The report goes onto examine how female readers, as a whole, interact with these subjects through comments and social media sharing and again, a gender divide appears. Women are much more likely to interact with and share articles about popular culture—entertainment and lifestyle—than they are to discuss sport, news, or science.
While some may feel this breakdown is to be expected, others are responding to this report with both shock and condemnation. The year 2012 does not expect to see gender biases and inequality in the workplace, nor do they expect to see women assigned stereotypical gender roles. It is a hot issue at the moment with politicians around the globe threatening women’s choices and bringing attention back to women’s rights. Feminism is the latest trend, and the allotment of articles to woman speaks volumes about culture in general.

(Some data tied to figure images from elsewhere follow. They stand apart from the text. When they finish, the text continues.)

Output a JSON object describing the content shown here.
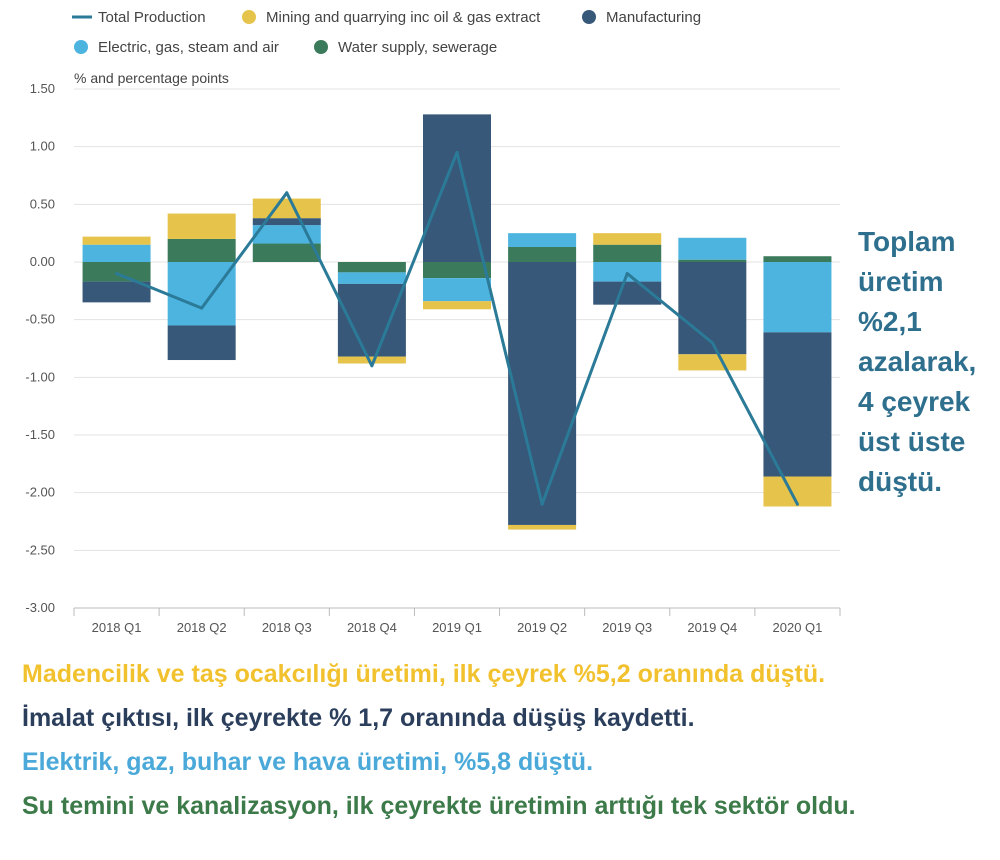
{
  "chart_data": {
    "type": "bar",
    "stacked": true,
    "ylabel": "% and percentage points",
    "ylim": [
      -3.0,
      1.5
    ],
    "yticks": [
      "1.50",
      "1.00",
      "0.50",
      "0.00",
      "-0.50",
      "-1.00",
      "-1.50",
      "-2.00",
      "-2.50",
      "-3.00"
    ],
    "categories": [
      "2018 Q1",
      "2018 Q2",
      "2018 Q3",
      "2018 Q4",
      "2019 Q1",
      "2019 Q2",
      "2019 Q3",
      "2019 Q4",
      "2020 Q1"
    ],
    "grid": true,
    "legend_position": "top",
    "series": [
      {
        "name": "Mining and quarrying inc oil & gas extract",
        "kind": "bar",
        "color": "#e6c34a",
        "values": [
          0.07,
          0.22,
          0.17,
          -0.06,
          -0.07,
          -0.04,
          0.1,
          -0.14,
          -0.26
        ]
      },
      {
        "name": "Manufacturing",
        "kind": "bar",
        "color": "#375878",
        "values": [
          -0.18,
          -0.3,
          0.06,
          -0.63,
          1.28,
          -2.28,
          -0.2,
          -0.8,
          -1.25
        ]
      },
      {
        "name": "Electric, gas, steam and air",
        "kind": "bar",
        "color": "#4db4e0",
        "values": [
          0.15,
          -0.55,
          0.16,
          -0.1,
          -0.2,
          0.12,
          -0.17,
          0.19,
          -0.61
        ]
      },
      {
        "name": "Water supply, sewerage",
        "kind": "bar",
        "color": "#3c7a5c",
        "values": [
          -0.17,
          0.2,
          0.16,
          -0.09,
          -0.14,
          0.13,
          0.15,
          0.02,
          0.05
        ]
      },
      {
        "name": "Total Production",
        "kind": "line",
        "color": "#2a7a98",
        "values": [
          -0.1,
          -0.4,
          0.6,
          -0.9,
          0.95,
          -2.1,
          -0.1,
          -0.7,
          -2.1
        ]
      }
    ]
  },
  "legend": [
    {
      "label": "Total Production",
      "marker": "line",
      "color": "#2a7a98"
    },
    {
      "label": "Mining and quarrying inc oil & gas extract",
      "marker": "dot",
      "color": "#e6c34a"
    },
    {
      "label": "Manufacturing",
      "marker": "dot",
      "color": "#375878"
    },
    {
      "label": "Electric, gas, steam and air",
      "marker": "dot",
      "color": "#4db4e0"
    },
    {
      "label": "Water supply, sewerage",
      "marker": "dot",
      "color": "#3c7a5c"
    }
  ],
  "side_note": {
    "lines": [
      "Toplam",
      "üretim",
      "%2,1",
      "azalarak,",
      "4 çeyrek",
      "üst üste",
      "düştü."
    ],
    "color": "#2e6f8e"
  },
  "notes": {
    "mining": {
      "text": "Madencilik ve taş ocakcılığı üretimi, ilk çeyrek %5,2 oranında düştü.",
      "color": "#f2c12e"
    },
    "manufacturing": {
      "text": "İmalat çıktısı, ilk çeyrekte % 1,7 oranında düşüş kaydetti.",
      "color": "#2b3f5c"
    },
    "electric": {
      "text": "Elektrik, gaz, buhar ve hava üretimi, %5,8 düştü.",
      "color": "#4aa9d9"
    },
    "water": {
      "text": "Su temini ve kanalizasyon, ilk çeyrekte üretimin arttığı tek sektör oldu.",
      "color": "#3d7a4a"
    }
  }
}
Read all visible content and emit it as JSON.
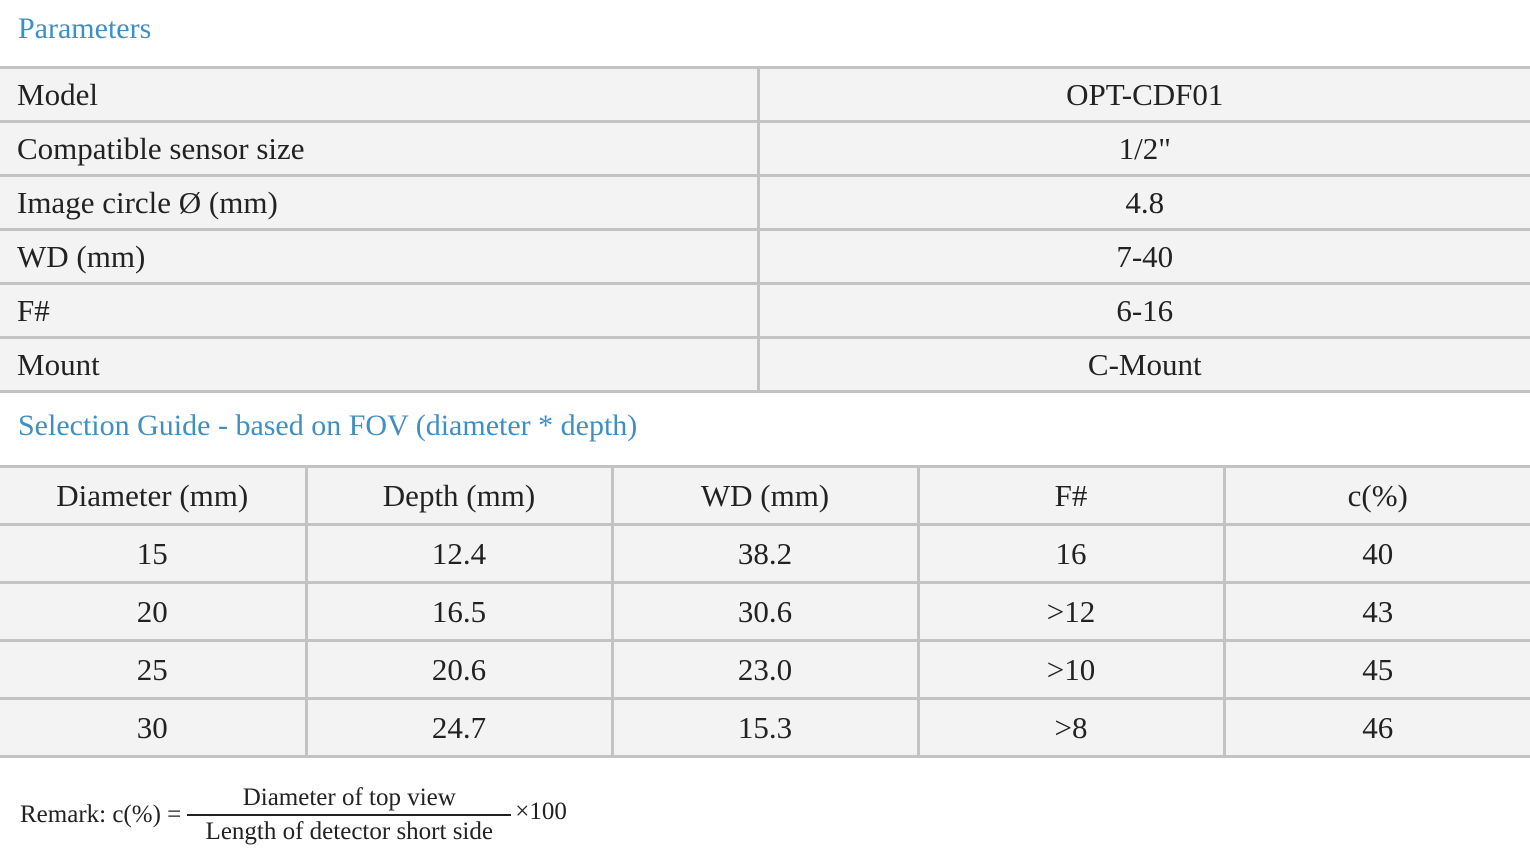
{
  "parameters": {
    "title": "Parameters",
    "rows": [
      {
        "label": "Model",
        "value": "OPT-CDF01"
      },
      {
        "label": "Compatible sensor size",
        "value": "1/2\""
      },
      {
        "label": "Image circle Ø (mm)",
        "value": "4.8"
      },
      {
        "label": "WD (mm)",
        "value": "7-40"
      },
      {
        "label": "F#",
        "value": "6-16"
      },
      {
        "label": "Mount",
        "value": "C-Mount"
      }
    ]
  },
  "selection_guide": {
    "title": "Selection Guide - based on FOV (diameter * depth)",
    "headers": [
      "Diameter (mm)",
      "Depth (mm)",
      "WD (mm)",
      "F#",
      "c(%)"
    ],
    "rows": [
      [
        "15",
        "12.4",
        "38.2",
        "16",
        "40"
      ],
      [
        "20",
        "16.5",
        "30.6",
        ">12",
        "43"
      ],
      [
        "25",
        "20.6",
        "23.0",
        ">10",
        "45"
      ],
      [
        "30",
        "24.7",
        "15.3",
        ">8",
        "46"
      ]
    ]
  },
  "remark": {
    "prefix": "Remark: c(%) =",
    "numerator": "Diameter of top view",
    "denominator": "Length of detector short side",
    "suffix": "×100"
  }
}
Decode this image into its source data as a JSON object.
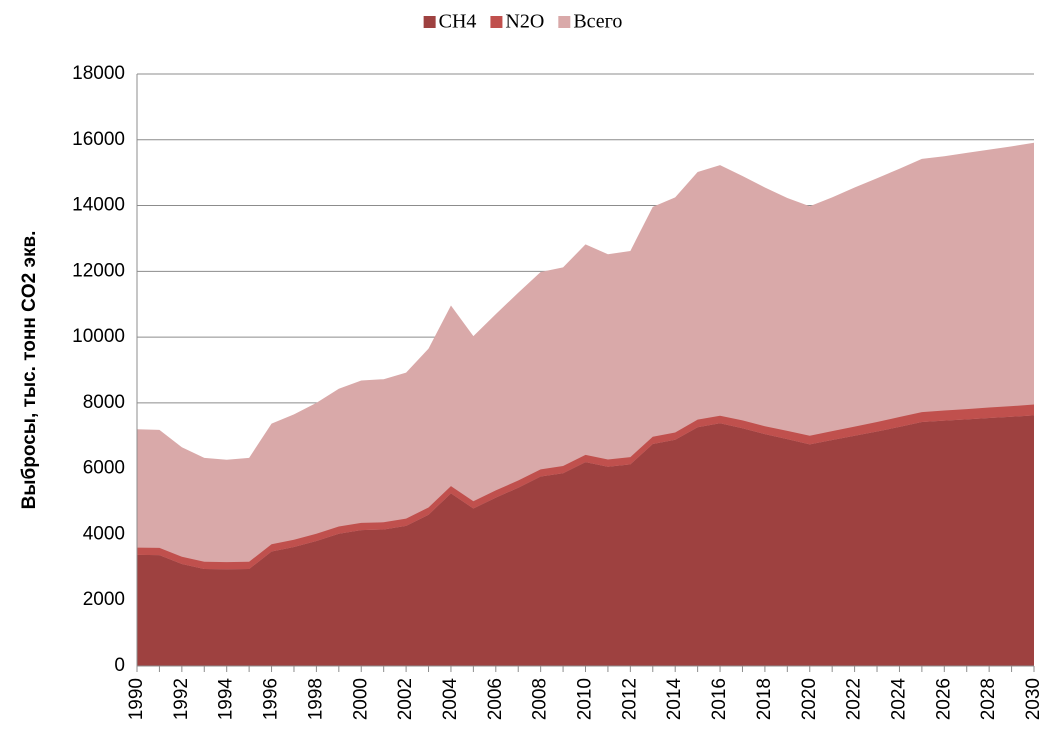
{
  "chart_data": {
    "type": "area",
    "y_label": "Выбросы, тыс. тонн CO2 экв.",
    "x": [
      1990,
      1991,
      1992,
      1993,
      1994,
      1995,
      1996,
      1997,
      1998,
      1999,
      2000,
      2001,
      2002,
      2003,
      2004,
      2005,
      2006,
      2007,
      2008,
      2009,
      2010,
      2011,
      2012,
      2013,
      2014,
      2015,
      2016,
      2017,
      2018,
      2019,
      2020,
      2021,
      2022,
      2023,
      2024,
      2025,
      2026,
      2027,
      2028,
      2029,
      2030
    ],
    "xlim": [
      1990,
      2030
    ],
    "xticks": [
      1990,
      1992,
      1994,
      1996,
      1998,
      2000,
      2002,
      2004,
      2006,
      2008,
      2010,
      2012,
      2014,
      2016,
      2018,
      2020,
      2022,
      2024,
      2026,
      2028,
      2030
    ],
    "ylim": [
      0,
      18000
    ],
    "yticks": [
      0,
      2000,
      4000,
      6000,
      8000,
      10000,
      12000,
      14000,
      16000,
      18000
    ],
    "grid": true,
    "legend": "top",
    "series": [
      {
        "name": "CH4",
        "color": "#9e4140",
        "stack": true,
        "values": [
          3380,
          3370,
          3100,
          2950,
          2940,
          2950,
          3480,
          3620,
          3800,
          4020,
          4130,
          4150,
          4260,
          4600,
          5250,
          4790,
          5120,
          5420,
          5760,
          5860,
          6200,
          6060,
          6130,
          6750,
          6880,
          7260,
          7380,
          7230,
          7050,
          6900,
          6740,
          6870,
          7000,
          7130,
          7270,
          7420,
          7460,
          7500,
          7540,
          7580,
          7620
        ]
      },
      {
        "name": "N2O",
        "color": "#c0504d",
        "stack": true,
        "values": [
          220,
          220,
          220,
          220,
          220,
          220,
          220,
          220,
          220,
          220,
          220,
          220,
          220,
          220,
          220,
          220,
          220,
          220,
          220,
          220,
          220,
          220,
          220,
          220,
          220,
          230,
          230,
          240,
          240,
          250,
          260,
          270,
          280,
          290,
          300,
          300,
          310,
          310,
          320,
          320,
          330
        ]
      },
      {
        "name": "Всего",
        "color": "#d9a9a9",
        "stack": false,
        "values": [
          7200,
          7180,
          6650,
          6330,
          6270,
          6330,
          7370,
          7650,
          8000,
          8430,
          8680,
          8720,
          8920,
          9650,
          10960,
          10030,
          10700,
          11350,
          11980,
          12120,
          12820,
          12520,
          12620,
          13960,
          14250,
          15020,
          15230,
          14900,
          14550,
          14230,
          13980,
          14250,
          14550,
          14830,
          15120,
          15420,
          15500,
          15600,
          15700,
          15800,
          15910
        ]
      }
    ]
  }
}
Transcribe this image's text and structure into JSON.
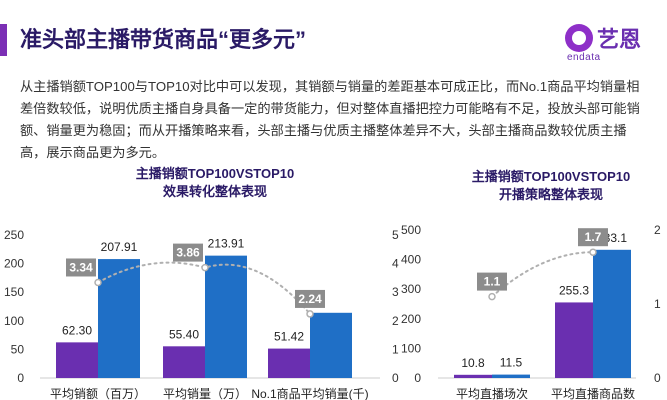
{
  "header": {
    "title": "准头部主播带货商品“更多元”",
    "logo_cn": "艺恩",
    "logo_en": "endata"
  },
  "paragraph": "从主播销额TOP100与TOP10对比中可以发现，其销额与销量的差距基本可成正比，而No.1商品平均销量相差倍数较低，说明优质主播自身具备一定的带货能力，但对整体直播把控力可能略有不足，投放头部可能销额、销量更为稳固；而从开播策略来看，头部主播与优质主播整体差异不大，头部主播商品数较优质主播高，展示商品更为多元。",
  "colors": {
    "purple": "#6a2fb0",
    "blue": "#1f6fc6",
    "badge": "#8c8c8c",
    "line": "#b0b0b0"
  },
  "chart_data": [
    {
      "type": "bar",
      "title": "主播销额TOP100VSTOP10",
      "subtitle": "效果转化整体表现",
      "categories": [
        "平均销额（百万）",
        "平均销量（万）",
        "No.1商品平均销量(千)"
      ],
      "series": [
        {
          "values": [
            62.3,
            55.4,
            51.42
          ],
          "labels": [
            "62.30",
            "55.40",
            "51.42"
          ]
        },
        {
          "values": [
            207.91,
            213.91,
            114
          ],
          "labels": [
            "207.91",
            "213.91",
            ""
          ]
        }
      ],
      "line": {
        "values": [
          3.34,
          3.86,
          2.24
        ],
        "labels": [
          "3.34",
          "3.86",
          "2.24"
        ]
      },
      "y_left_ticks": [
        "0",
        "50",
        "100",
        "150",
        "200",
        "250"
      ],
      "y_right_ticks": [
        "0",
        "1",
        "2",
        "3",
        "4",
        "5"
      ],
      "ylim_left": [
        0,
        250
      ],
      "ylim_right": [
        0,
        5
      ]
    },
    {
      "type": "bar",
      "title": "主播销额TOP100VSTOP10",
      "subtitle": "开播策略整体表现",
      "categories": [
        "平均直播场次",
        "平均直播商品数"
      ],
      "series": [
        {
          "values": [
            10.8,
            255.3
          ],
          "labels": [
            "10.8",
            "255.3"
          ]
        },
        {
          "values": [
            11.5,
            433.1
          ],
          "labels": [
            "11.5",
            "433.1"
          ]
        }
      ],
      "line": {
        "values": [
          1.1,
          1.7
        ],
        "labels": [
          "1.1",
          "1.7"
        ]
      },
      "y_left_ticks": [
        "0",
        "100",
        "200",
        "300",
        "400",
        "500"
      ],
      "y_right_ticks": [
        "0",
        "1",
        "2"
      ],
      "ylim_left": [
        0,
        500
      ],
      "ylim_right": [
        0,
        2
      ]
    }
  ]
}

It deserves investigation as to why we see men and women in certain ways (due to tradition or nature), and whether this designation of societal roles ought to hold a place in our modern age.
In an attempt to explain these recent findings, some are suggesting that the gender divide in newspapers may only be attributed to the journalistic image of a tough, clever, male reporter who whittles answers out of interviewees. This provides an image that can be seen to clash with social ideas of what femininity is defined as: kindness, honesty, and compassion. Furthermore, if female writers do pursue a journalism career, this report implies they will be automatically slotted into the socially “more feminine” sections of lifestyle, entertainment, and general popular culture.
Many question if this is gender performativity in action, the idea that because women are born female they are subconsciously aware and abiding to what it means to be feminine (in this case, to write the “fluffier” side of journalism)? Or are women simply more in-tuned with this idea of popular culture, and what one could argue is the more emotional, people-oriented end of the journalistic field? Consequently, is it only normal that women leave the “tougher” areas of sports, front-page news, and technology to their male counterparts? Many would believe this is in fact the larger social norm. Thus, journalist authorship is merely a lens to reflect it.